Park district may lengthen pool season, votes down fee proposal

A proposal to adjust user fees at island athletic facilities and public schools was defeated last week in a sometimes contentious park board meeting, which included allegations that a park board member had acted inappropriately.

A proposal to adjust user fees at island athletic facilities and public schools was defeated last week in a sometimes contentious park board meeting, which included allegations that a park board member had acted inappropriately.

Commissioners indicated at the meeting on Dec. 9 that they would consider funding another month at the pool next year as part of their budget process. However, they voted 3-2 against commissioner Scott Harvey’s proposal that would have increased fees to use island athletic facilities and the public schools, decreased fees at Paradise Ridge and allotted $10,000 for Ober Park users and the pool. In all, it would have brought in $25,000 less than the current fee schedule, but Harvey proposed it, saying he believed it would have brought more parity to what user groups pay.

The tension at the meeting centered around Harvey’s wish for using the money he was seeking for the pool and how he had sought support for the idea.

Originally, Harvey wanted to fund additional lessons and discounted pool passes, as he had determined pool users pay a higher percentage of related expenses than other user groups do. However, since last month when he crafted the proposal, he asked to amend it. Instead of $10,000 going to fund pool lessons and passes, he said he wanted to provide $10,000 to fund a request by the Friends of the Vashon Pool  that the pool remain open a month longer next summer.

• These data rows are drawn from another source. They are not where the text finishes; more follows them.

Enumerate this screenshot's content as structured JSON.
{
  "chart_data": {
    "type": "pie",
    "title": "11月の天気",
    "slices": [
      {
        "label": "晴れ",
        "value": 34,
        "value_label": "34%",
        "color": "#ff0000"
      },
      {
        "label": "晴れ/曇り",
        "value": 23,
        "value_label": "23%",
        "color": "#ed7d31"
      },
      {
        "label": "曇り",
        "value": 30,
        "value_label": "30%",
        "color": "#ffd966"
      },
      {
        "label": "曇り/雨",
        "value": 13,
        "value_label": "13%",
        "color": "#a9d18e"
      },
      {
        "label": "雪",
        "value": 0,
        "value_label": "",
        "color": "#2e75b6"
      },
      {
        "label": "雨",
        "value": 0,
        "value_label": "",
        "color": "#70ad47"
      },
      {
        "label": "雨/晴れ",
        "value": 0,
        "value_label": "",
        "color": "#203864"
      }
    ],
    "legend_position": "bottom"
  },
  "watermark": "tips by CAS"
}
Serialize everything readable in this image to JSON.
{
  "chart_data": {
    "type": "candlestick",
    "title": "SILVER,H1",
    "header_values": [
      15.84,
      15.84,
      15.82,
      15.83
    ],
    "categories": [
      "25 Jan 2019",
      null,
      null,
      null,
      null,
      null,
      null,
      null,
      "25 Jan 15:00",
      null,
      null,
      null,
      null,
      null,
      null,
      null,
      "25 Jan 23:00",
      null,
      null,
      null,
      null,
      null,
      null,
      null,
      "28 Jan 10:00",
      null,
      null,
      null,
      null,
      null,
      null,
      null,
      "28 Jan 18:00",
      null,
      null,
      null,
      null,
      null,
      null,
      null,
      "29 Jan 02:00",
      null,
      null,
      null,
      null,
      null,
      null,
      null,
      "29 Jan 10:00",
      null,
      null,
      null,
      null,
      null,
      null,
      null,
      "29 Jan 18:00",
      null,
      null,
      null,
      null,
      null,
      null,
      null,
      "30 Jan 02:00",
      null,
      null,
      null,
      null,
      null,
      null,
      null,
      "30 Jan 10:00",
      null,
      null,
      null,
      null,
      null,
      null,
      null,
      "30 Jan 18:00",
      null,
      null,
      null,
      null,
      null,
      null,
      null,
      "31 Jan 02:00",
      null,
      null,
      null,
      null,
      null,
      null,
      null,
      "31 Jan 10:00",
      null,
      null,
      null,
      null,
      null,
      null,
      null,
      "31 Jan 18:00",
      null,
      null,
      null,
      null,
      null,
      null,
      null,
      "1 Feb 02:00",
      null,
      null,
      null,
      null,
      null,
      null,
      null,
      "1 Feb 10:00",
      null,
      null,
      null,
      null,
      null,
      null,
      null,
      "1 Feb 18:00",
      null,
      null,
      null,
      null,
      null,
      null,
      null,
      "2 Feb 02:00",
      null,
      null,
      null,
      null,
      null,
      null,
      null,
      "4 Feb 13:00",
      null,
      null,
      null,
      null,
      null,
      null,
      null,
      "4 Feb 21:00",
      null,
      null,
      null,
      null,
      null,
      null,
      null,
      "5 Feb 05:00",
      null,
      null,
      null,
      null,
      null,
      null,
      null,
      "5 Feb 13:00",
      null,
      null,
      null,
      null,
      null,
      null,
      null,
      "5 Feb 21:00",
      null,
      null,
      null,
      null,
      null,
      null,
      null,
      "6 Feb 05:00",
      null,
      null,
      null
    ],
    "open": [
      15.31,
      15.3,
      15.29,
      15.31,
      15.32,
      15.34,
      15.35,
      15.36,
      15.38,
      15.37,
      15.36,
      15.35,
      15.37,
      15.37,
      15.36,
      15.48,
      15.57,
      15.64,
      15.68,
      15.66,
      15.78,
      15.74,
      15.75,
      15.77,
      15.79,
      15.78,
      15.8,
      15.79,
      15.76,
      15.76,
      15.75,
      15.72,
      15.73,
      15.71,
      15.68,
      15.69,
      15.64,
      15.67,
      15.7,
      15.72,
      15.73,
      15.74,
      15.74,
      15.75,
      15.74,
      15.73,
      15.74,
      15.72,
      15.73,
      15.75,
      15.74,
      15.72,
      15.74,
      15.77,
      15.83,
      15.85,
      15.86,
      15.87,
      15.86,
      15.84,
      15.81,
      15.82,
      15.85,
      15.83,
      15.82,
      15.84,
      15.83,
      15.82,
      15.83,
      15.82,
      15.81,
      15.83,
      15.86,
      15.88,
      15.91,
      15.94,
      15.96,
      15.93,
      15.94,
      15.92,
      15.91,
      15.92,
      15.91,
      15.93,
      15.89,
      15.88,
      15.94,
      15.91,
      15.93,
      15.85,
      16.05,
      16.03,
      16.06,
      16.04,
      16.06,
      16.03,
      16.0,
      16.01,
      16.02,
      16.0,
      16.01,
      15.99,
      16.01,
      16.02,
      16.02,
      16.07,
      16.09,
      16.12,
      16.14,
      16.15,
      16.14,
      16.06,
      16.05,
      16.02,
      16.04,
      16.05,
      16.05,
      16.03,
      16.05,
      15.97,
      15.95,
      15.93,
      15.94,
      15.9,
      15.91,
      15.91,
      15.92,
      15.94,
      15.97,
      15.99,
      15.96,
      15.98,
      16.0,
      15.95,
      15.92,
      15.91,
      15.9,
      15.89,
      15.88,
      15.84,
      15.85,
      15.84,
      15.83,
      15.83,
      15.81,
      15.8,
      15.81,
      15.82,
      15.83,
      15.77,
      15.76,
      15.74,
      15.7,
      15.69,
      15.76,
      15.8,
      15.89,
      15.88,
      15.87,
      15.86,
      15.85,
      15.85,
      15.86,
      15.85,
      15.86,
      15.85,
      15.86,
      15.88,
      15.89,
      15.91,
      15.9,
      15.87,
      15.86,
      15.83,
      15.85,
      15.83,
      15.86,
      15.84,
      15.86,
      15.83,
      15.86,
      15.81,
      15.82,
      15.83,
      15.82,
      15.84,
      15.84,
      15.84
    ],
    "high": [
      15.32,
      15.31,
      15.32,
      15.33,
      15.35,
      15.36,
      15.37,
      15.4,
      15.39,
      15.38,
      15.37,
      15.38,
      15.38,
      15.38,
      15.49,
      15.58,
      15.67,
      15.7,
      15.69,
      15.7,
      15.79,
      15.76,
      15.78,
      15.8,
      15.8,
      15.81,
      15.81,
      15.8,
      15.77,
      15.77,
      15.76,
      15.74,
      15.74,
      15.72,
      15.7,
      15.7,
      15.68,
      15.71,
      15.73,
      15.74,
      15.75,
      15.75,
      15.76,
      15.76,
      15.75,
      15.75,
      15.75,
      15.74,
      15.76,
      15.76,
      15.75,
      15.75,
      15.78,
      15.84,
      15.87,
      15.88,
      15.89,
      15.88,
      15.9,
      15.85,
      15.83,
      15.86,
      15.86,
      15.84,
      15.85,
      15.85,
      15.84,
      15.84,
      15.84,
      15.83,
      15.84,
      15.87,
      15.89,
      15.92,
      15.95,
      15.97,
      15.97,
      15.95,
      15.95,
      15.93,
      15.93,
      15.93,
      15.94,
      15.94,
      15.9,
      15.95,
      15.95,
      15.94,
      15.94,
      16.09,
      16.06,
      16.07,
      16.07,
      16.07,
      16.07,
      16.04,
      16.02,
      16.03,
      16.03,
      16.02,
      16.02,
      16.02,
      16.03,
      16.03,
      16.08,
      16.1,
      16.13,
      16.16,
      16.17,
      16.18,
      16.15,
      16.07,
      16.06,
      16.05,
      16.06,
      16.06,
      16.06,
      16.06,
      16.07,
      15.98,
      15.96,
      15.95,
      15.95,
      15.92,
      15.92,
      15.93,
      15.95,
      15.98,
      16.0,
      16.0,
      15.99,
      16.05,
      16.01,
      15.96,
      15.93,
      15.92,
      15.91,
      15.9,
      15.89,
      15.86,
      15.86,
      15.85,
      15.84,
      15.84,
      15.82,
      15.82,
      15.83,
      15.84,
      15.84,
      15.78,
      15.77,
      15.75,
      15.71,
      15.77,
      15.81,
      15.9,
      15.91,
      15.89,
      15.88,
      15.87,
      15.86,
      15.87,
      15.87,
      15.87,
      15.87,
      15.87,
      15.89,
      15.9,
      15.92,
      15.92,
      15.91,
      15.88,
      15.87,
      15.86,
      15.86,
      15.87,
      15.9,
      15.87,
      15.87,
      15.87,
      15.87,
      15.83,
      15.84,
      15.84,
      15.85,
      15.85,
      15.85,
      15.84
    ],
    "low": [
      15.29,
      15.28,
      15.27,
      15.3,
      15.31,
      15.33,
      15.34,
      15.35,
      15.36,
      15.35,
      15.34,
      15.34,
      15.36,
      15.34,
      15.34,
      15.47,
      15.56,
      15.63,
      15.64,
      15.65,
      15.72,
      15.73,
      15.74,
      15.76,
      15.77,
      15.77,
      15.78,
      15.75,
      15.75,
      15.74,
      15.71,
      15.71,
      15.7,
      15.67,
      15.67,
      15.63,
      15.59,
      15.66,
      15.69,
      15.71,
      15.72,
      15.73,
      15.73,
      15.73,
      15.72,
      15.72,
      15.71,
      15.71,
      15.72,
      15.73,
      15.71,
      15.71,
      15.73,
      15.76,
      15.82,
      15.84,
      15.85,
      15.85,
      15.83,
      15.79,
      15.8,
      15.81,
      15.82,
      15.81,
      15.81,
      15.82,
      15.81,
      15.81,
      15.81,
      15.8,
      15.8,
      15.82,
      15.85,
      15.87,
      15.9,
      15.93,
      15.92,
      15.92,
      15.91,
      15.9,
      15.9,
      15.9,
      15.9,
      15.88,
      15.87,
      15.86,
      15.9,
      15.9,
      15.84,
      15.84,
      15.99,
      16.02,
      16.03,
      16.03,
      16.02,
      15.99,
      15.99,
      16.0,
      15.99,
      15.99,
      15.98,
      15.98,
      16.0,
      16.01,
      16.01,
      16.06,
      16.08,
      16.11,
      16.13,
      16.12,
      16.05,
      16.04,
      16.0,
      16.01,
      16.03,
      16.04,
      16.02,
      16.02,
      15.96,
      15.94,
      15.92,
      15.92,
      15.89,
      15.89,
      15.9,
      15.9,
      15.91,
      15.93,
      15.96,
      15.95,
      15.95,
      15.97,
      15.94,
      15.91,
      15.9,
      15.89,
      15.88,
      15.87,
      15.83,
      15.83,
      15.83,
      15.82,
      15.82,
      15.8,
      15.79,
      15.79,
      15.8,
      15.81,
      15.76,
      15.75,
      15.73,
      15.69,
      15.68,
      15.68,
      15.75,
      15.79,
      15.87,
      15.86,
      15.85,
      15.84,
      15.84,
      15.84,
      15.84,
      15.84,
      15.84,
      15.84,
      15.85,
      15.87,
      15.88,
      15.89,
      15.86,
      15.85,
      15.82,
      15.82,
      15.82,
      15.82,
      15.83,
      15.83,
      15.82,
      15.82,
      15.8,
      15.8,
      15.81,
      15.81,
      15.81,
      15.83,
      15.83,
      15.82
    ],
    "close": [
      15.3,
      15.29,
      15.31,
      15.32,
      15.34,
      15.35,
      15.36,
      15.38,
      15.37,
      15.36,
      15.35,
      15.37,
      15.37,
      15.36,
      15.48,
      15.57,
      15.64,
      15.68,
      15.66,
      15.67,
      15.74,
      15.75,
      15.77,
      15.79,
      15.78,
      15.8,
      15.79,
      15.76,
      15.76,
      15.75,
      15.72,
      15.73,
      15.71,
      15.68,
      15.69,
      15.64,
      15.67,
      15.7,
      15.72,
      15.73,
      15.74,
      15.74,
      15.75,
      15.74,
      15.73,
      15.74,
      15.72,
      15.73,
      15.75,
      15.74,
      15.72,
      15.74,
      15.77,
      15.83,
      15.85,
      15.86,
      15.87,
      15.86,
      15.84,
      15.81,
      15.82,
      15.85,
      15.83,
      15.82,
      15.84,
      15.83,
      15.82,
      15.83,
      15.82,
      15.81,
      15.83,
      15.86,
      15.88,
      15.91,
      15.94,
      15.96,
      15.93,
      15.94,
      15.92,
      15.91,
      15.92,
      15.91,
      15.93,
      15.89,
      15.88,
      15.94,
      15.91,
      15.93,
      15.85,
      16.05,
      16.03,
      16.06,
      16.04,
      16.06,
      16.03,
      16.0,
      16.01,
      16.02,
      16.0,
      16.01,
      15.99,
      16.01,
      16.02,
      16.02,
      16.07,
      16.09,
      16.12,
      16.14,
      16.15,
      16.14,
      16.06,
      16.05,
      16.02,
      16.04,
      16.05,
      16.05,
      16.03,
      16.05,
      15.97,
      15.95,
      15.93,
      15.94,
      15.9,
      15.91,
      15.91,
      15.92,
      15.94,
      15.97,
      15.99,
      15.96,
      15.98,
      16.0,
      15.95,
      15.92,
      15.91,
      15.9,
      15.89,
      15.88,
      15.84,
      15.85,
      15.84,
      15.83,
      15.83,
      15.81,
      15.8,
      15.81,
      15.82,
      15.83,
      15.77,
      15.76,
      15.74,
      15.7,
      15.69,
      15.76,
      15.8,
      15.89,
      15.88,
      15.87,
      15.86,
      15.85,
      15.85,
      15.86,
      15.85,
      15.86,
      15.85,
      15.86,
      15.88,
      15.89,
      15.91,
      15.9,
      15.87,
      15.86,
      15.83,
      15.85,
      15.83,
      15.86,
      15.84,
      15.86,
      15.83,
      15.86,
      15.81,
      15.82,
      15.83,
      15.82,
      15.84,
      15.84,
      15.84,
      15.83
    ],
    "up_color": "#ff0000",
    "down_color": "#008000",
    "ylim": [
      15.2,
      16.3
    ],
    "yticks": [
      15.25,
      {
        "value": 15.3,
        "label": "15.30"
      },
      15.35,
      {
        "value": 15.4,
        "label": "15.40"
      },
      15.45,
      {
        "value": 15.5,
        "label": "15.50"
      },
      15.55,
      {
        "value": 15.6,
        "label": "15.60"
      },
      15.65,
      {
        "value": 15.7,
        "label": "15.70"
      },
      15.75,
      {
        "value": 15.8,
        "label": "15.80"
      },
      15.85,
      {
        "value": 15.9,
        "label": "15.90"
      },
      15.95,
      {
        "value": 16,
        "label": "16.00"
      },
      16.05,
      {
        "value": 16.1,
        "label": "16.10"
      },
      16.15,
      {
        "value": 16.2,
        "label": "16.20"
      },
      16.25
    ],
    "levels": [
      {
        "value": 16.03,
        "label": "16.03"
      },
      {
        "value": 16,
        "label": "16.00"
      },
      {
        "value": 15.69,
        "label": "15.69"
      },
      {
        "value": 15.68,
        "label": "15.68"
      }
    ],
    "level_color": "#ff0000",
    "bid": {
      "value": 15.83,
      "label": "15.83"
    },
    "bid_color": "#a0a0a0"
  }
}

“The $10,000 actually happened to totally coincide with the $10,000 I had talked to Scott Bonney (the pool manager) about as far as investing another $10,000 in the pool operation,” Harvey said at the meeting.

Others, however, saw the issue differently, including Mark Nassutti, of the pool group, who said fellow group members believe that user fees and extending the pool season are separate issues and should not be lumped together. Commissioners Joe Wald and Bill Ameling agreed. Commissioner Lu-Ann Branch, however, raised the strongest concerns. She believed Harvey had been unethical in his contacts with the Friends of the Pool, alleging that he had tried to arrange a quid pro quo by asking the friends group to support his proposal and convince her to vote for it, or he would not support their pool effort.

“Ethically it just stinks,” she said. “It smells bad.”

Harvey, however, said he was not trying to “buy votes,” as was suggested, and said he would only support giving extra funding to the pool in an agreement such as his that supported all user groups.

In an interview after the meeting, Friends of the Vashon Pool members  Nassutti and Bob McMahon said they believe that it would have been inappropriate for them to support the plan, which involved other park users.

“For us to endorse it made no sense,” McMahon said. “It is not our bailiwick.”

Beyond that, both men said they felt Harvey had overstepped a line and acted unethically.

“I think I can speak for all of us that we were offended and upset by how Scott dealt with us,” Nassutti said. “We refuse to do business that way.”

Several days after the meeting, Branch said she was still angry about what she believed had transpired.  While she took issue with Harvey’s tactics, she said she also disagreed with his proposal, which reduced income to the district. She added that the users he had wanted to support financially had not asked for more money or to pay less.

“That is poor management,” she said. “You do not run a business that way. You do not run a park district that way.”

A few days after the meeting, Harvey reiterated that he had not intended any kind of quid pro quo and that he had also talked about his proposal with Charlie Krimmert, the head of the lacrosse club, and Hans Van Dusen, the president of the Vashon Island Soccer Club, which decided not to take a position on the proposal, according to Van Dusen.

Harvey added that he felt he had let user groups down and that he had been too simplistic in his numbers, changing one $10,000 proposal for another, and he believes that helped doom his initiative.

As of Friday, none of the people involved had reached out to one another to discuss what had transpired, but Nassutti said his group would like to talk with each of the board members individually, including Harvey.

“We would like to sit down and see how we can build this pool community together,” he said.

The board is expected to vote on its 2015 budget on Tuesday, Jan. 13.